Japonya küçük bir ada ülkesidir, ancak 2. Dünya Savaşı'nda Çin'i istila edip ABD'ye saldırarak dünyanın karşı tarafında durmaya cesaret ettiler ve Japon ordusunun savaş gücü savaş alanında dehşet verici. Herkes öldürmek için "imparatora sadakat" diye bağırdı. Düşman vicdansızdır. Sadece düşmana karşı acımasız değil, kendilerine karşı daha da acımasızlar, savaş etkinliğini kaybeden ve bacaklarını sürükleyen askerler, sadakat adına kendi başlarına savaşmalarına da izin verecektir. Böylesine insanlık dışı bir asker doğmaz, ama bilinçli olarak eğitilir. Japon ordusu için en çok korktukları şey: ABD ordusunun topu değil, "ruhsal enjeksiyon çubuğu".

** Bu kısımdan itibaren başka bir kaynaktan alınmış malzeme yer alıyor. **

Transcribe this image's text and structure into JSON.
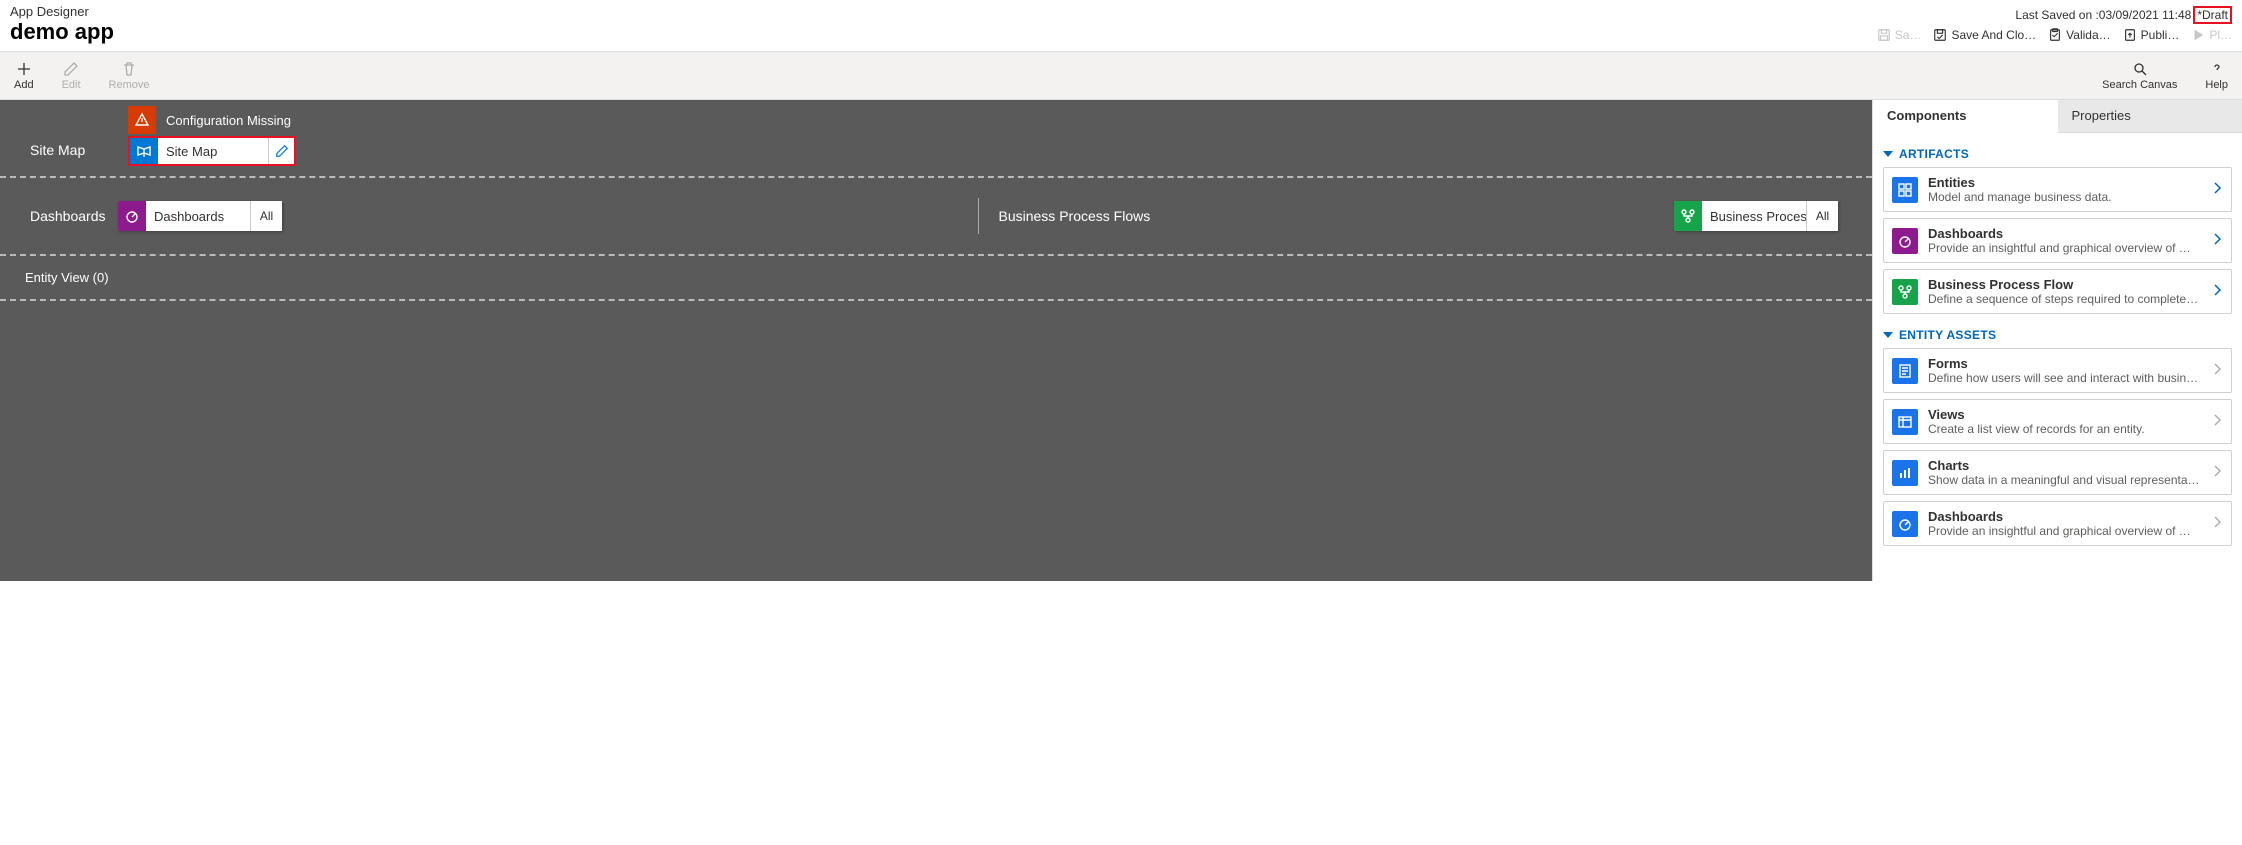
{
  "header": {
    "designer_label": "App Designer",
    "app_name": "demo app",
    "last_saved_prefix": "Last Saved on :",
    "last_saved_value": "03/09/2021 11:48",
    "draft_label": "*Draft",
    "commands": {
      "save": "Sa…",
      "save_close": "Save And Clo…",
      "validate": "Valida…",
      "publish": "Publi…",
      "play": "Pl…"
    }
  },
  "toolbar": {
    "add": "Add",
    "edit": "Edit",
    "remove": "Remove",
    "search": "Search Canvas",
    "help": "Help"
  },
  "canvas": {
    "sitemap_section_label": "Site Map",
    "config_missing": "Configuration Missing",
    "sitemap_tile_label": "Site Map",
    "dashboards_label": "Dashboards",
    "dashboards_tile_label": "Dashboards",
    "dashboards_count": "All",
    "bpf_label": "Business Process Flows",
    "bpf_tile_label": "Business Proces…",
    "bpf_count": "All",
    "entity_view_label": "Entity View (0)"
  },
  "sidepanel": {
    "tab_components": "Components",
    "tab_properties": "Properties",
    "group_artifacts": "ARTIFACTS",
    "group_assets": "ENTITY ASSETS",
    "artifacts": {
      "entities_title": "Entities",
      "entities_desc": "Model and manage business data.",
      "dashboards_title": "Dashboards",
      "dashboards_desc": "Provide an insightful and graphical overview of …",
      "bpf_title": "Business Process Flow",
      "bpf_desc": "Define a sequence of steps required to complete…"
    },
    "assets": {
      "forms_title": "Forms",
      "forms_desc": "Define how users will see and interact with busin…",
      "views_title": "Views",
      "views_desc": "Create a list view of records for an entity.",
      "charts_title": "Charts",
      "charts_desc": "Show data in a meaningful and visual representa…",
      "dashboards_title": "Dashboards",
      "dashboards_desc": "Provide an insightful and graphical overview of …"
    }
  }
}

Japon ordusunda hiyerarşik baskı aşılamaz ve üst düzey bir yetkilinin insanları ölene kadar ezdiği cezasını gerçekten doğrular. Ordudaki üstler, kişisel bir hakaret olsa bile, astları keyfi bir şekilde dövebilir ve azarlar, bu askerler direnmeye cesaret edemezler ve intihar etmeyi seçerler veya kendilerini aynı şekilde eğitirler. Bu, Japonya'da zorbalık olgusunun ciddi olması gibi, mevcut Japon Öz Savunma Kuvvetlerinde de çok yaygındır.
Acımasız bir savaş makinesini eğitmek için, askerlerin fiziksel ve zihinsel sağlığını yok etmek için şiddetli zorbalık kullandılar, baskıya direnme yeteneklerini geliştirmelerine ve aynı zamanda acımasızca şiddete başvurmalarına izin verdiler. II.Dünya Savaşı Japon Donanması'nda askerleri en çok korkutan şey "ruhsal infüzyon çubuğu" idi. Bu, üstlerin astlarının fiziksel cezalandırılmasında kullanabilecekleri ve askerleri "deniz ruhu olmadığı" gerekçesiyle dövebilecekleri bir araçtı.
Bu ideolojik şeyin sabit bir standardı yoktur ve donanma bunu ancak pasif bir şekilde kabul edebilir. Düşmanın topçuları ile karşılaştırıldığında, adil ve adil bir şekilde savaşabilirler ve fedakarlık yaparlarsa ülkeye iyi bir isim bırakabilirler, ancak ruhsal enjeksiyon baskısı altında direnişe yer yoktur ve itiraz yoktur. Kanıt, görünmez yıkım en çok korkulan şey.